6-Siber zorbalık nedir?
Gençleri bekleyen yeni bir tehlike, internet ortamında ve cep telefonlarının kullanımında görülen, internet üzerinden bilgisayar, cep telefonu, çağrı cihazı gibi elektronik iletişim araçlarını kullanarak karşısındakine zarar vermek amacıyla yapılan zorbalıktır.
   siber zorbalık, gerçek hayatta akran tacizinin elektronik şekli olduğunu ifade edilir,
            "Siber zorbalık, diğer kişilere zarar vermek amacıyla, bir birey ya da grup tarafından, elektronik posta, cep telefonu, çağrı cihazı, kısa mesaj servisi, karalayıcı web siteleri ve karalayıcı online kişisel oylama siteleri gibi bilgi ve iletişim teknolojilerinin kullanımını içeren; kasten, tekrarlayıcı bir şekilde ve düşmanca davranışları destekleyen davranışlardır. Siber zorbalık, akran tacizinin elektronik bir formudur.
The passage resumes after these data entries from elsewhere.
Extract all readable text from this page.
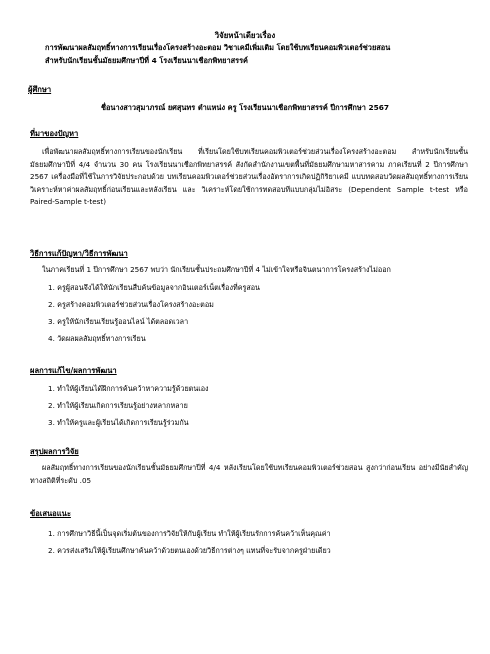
วิจัยหน้าเดียวเรื่อง
การพัฒนาผลสัมฤทธิ์ทางการเรียนเรื่องโครงสร้างอะตอม วิชาเคมีเพิ่มเติม โดยใช้บทเรียนคอมพิวเตอร์ช่วยสอน
สำหรับนักเรียนชั้นมัธยมศึกษาปีที่ 4 โรงเรียนนาเชือกพิทยาสรรค์
ผู้ศึกษา
ชื่อนางสาวสุมาภรณ์ ยศสุนทร ตำแหน่ง ครู โรงเรียนนาเชือกพิทยาสรรค์ ปีการศึกษา 2567
ที่มาของปัญหา
เพื่อพัฒนาผลสัมฤทธิ์ทางการเรียนของนักเรียน ที่เรียนโดยใช้บทเรียนคอมพิวเตอร์ช่วยส่วนเรื่องโครงสร้างอะตอม สำหรับนักเรียนชั้นมัธยมศึกษาปีที่ 4/4 จำนวน 30 คน โรงเรียนนาเชือกพิทยาสรรค์ สังกัดสำนักงานเขตพื้นที่มัธยมศึกษามหาสารคาม ภาคเรียนที่ 2 ปีการศึกษา 2567 เครื่องมือที่ใช้ในการวิจัยประกอบด้วย บทเรียนคอมพิวเตอร์ช่วยส่วนเรื่องอัตราการเกิดปฏิกิริยาเคมี แบบทดสอบวัดผลสัมฤทธิ์ทางการเรียน วิเคราะห์หาค่าผลสัมฤทธิ์ก่อนเรียนและหลังเรียน และ วิเคราะห์โดยใช้การทดสอบทีแบบกลุ่มไม่อิสระ (Dependent Sample t-test หรือ Paired-Sample t-test)
วิธีการแก้ปัญหา/วิธีการพัฒนา
ในภาคเรียนที่ 1 ปีการศึกษา 2567 พบว่า นักเรียนชั้นประถมศึกษาปีที่ 4 ไม่เข้าใจหรือจินตนาการโครงสร้างไม่ออก
1. ครูผู้สอนจึงได้ให้นักเรียนสืบค้นข้อมูลจากอินเตอร์เน็ตเรื่องที่ครูสอน
2. ครูสร้างคอมพิวเตอร์ช่วยส่วนเรื่องโครงสร้างอะตอม
3. ครูให้นักเรียนเรียนรู้ออนไลน์ ได้ตลอดเวลา
4. วัดผลผลสัมฤทธิ์ทางการเรียน
ผลการแก้ไข/ผลการพัฒนา
1. ทำให้ผู้เรียนได้ฝึกการค้นคว้าหาความรู้ด้วยตนเอง
2. ทำให้ผู้เรียนเกิดการเรียนรู้อย่างหลากหลาย
3. ทำให้ครูและผู้เรียนได้เกิดการเรียนรู้ร่วมกัน
สรุปผลการวิจัย
ผลสัมฤทธิ์ทางการเรียนของนักเรียนชั้นมัธยมศึกษาปีที่ 4/4 หลังเรียนโดยใช้บทเรียนคอมพิวเตอร์ช่วยสอน สูงกว่าก่อนเรียน อย่างมีนัยสำคัญทางสถิติที่ระดับ .05
ข้อเสนอแนะ
1. การศึกษาวิธีนี้เป็นจุดเริ่มต้นของการวิจัยให้กับผู้เรียน ทำให้ผู้เรียนรักการค้นคว้าเห็นคุณค่า
2. ควรส่งเสริมให้ผู้เรียนศึกษาค้นคว้าด้วยตนเองด้วยวิธีการต่างๆ แทนที่จะรับจากครูฝ่ายเดียว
Öyle ki bu davranış formları hızla yaygınlaşan bir biçimde okulun sınırlarını aşmış, çocukların evdeki odalarına kadar girmiştir.

            Yakın bir gelecekte eğitim sistemleri içinde siber zorbalığın, yüz yüze yaşanan zorbalıktan daha çok tartışılacak bir konu olduğunu söylemek abartılı olmayacaktır.
7-Siber zorbalık olarak kabul edilen elektronik zorbalık nedir?
Elektronik zorbalık kişilerin şifrelerini ele geçirmek, web sitelerini hacklemek, spam içeren mailler göndermek ya da bulaşıcı mailler göndermek gibi teknik olayları içerir. Elektronik zorbalık, bireysel yapılabileceği gibi birçok kişi tarafından organize bir şekilde aynı anda da yapılabilir. Ddos denilen bu tür saldırıların hedefi sistemi kullanılamaz hale getirmektir. Bu tür saldırılar kişilerin sahip olduğu web sitelerine yapılabildiği gibi büyük kurum ya da devletlere ait yazılım ya da sitelere de yapılmaktadır. Bu saldırılar donanım ve yazılımlara direk olarak etkide bulunurken, dolaylı olarak kişilerin duygularına da etki etmektedir.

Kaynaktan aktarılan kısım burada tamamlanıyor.